After exchanging with Marylou expressions of pleasure in having met and hopes of meeting again, she left us.

“Professor Tamar,” said Marylou, “I’d be really honoured, if you don’t think it’s impertinent, if you’d permit me to buy another bottle of wine.” When an invitation is couched in such terms, one can hardly refuse. I allowed her to order another bottle.

“There is just one point,” she said, rather timidly, as we settled to drinking it in the short time available under English licensing laws. “I mean, I liked going back to Venice on my own and it was a very valid and wonderful experience for me. But wasn’t there anyone nearer who could have recognized Ned?”

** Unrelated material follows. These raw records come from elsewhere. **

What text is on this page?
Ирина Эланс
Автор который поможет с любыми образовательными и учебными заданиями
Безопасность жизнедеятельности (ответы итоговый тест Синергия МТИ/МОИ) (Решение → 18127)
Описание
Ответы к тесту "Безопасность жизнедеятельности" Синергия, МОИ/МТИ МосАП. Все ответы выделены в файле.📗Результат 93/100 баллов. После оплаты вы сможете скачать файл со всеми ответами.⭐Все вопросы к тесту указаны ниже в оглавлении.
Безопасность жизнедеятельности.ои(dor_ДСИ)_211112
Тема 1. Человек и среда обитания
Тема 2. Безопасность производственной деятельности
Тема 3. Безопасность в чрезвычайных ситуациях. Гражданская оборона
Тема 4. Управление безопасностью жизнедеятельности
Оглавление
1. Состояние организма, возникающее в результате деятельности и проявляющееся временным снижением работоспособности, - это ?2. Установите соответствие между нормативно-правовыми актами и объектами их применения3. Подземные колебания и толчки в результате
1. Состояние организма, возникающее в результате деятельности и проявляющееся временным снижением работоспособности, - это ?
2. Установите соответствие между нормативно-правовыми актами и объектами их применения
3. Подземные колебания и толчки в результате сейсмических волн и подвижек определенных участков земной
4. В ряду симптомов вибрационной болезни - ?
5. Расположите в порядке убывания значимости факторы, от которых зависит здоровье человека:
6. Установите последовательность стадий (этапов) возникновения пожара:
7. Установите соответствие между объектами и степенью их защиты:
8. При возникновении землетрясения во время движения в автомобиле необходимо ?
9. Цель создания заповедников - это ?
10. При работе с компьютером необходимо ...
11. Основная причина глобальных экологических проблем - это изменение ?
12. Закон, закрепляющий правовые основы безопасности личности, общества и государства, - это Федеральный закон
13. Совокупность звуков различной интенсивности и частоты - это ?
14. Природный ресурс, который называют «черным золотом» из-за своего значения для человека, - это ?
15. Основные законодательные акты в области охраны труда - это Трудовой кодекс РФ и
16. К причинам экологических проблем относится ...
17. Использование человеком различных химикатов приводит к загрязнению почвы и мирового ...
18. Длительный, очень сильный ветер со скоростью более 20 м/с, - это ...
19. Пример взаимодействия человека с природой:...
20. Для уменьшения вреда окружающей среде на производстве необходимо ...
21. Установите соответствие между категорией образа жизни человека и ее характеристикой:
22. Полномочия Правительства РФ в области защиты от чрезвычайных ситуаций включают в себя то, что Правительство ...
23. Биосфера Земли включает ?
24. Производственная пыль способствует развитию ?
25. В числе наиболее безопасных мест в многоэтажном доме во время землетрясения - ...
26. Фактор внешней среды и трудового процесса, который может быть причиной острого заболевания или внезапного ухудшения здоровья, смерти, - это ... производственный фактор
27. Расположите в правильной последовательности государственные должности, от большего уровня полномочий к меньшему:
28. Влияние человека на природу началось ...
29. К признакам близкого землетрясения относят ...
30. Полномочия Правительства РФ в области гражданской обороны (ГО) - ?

“Graziella,” I replied, “was on holiday — I didn’t know how difficult it might be to find her. Nor did I know which members of the staff of the Cytherea had seen enough of Ned to identify him with confidence — time was short and we could not afford mistakes.”

“Yes,” she said, “I understand that. But Julia was staying just across the Lagoon and surely—?”

“My dear Marylou, I hope you will not feel that I have spared Julia’s feelings at the expense of yours. But Julia, in her own way, had been quite fond of Ned. And if she had identified him, she would no doubt have Felt responsible for the consequent events. It would, I think, have distressed her considerably — Julia, as you will have gathered, is a sentimental woman.”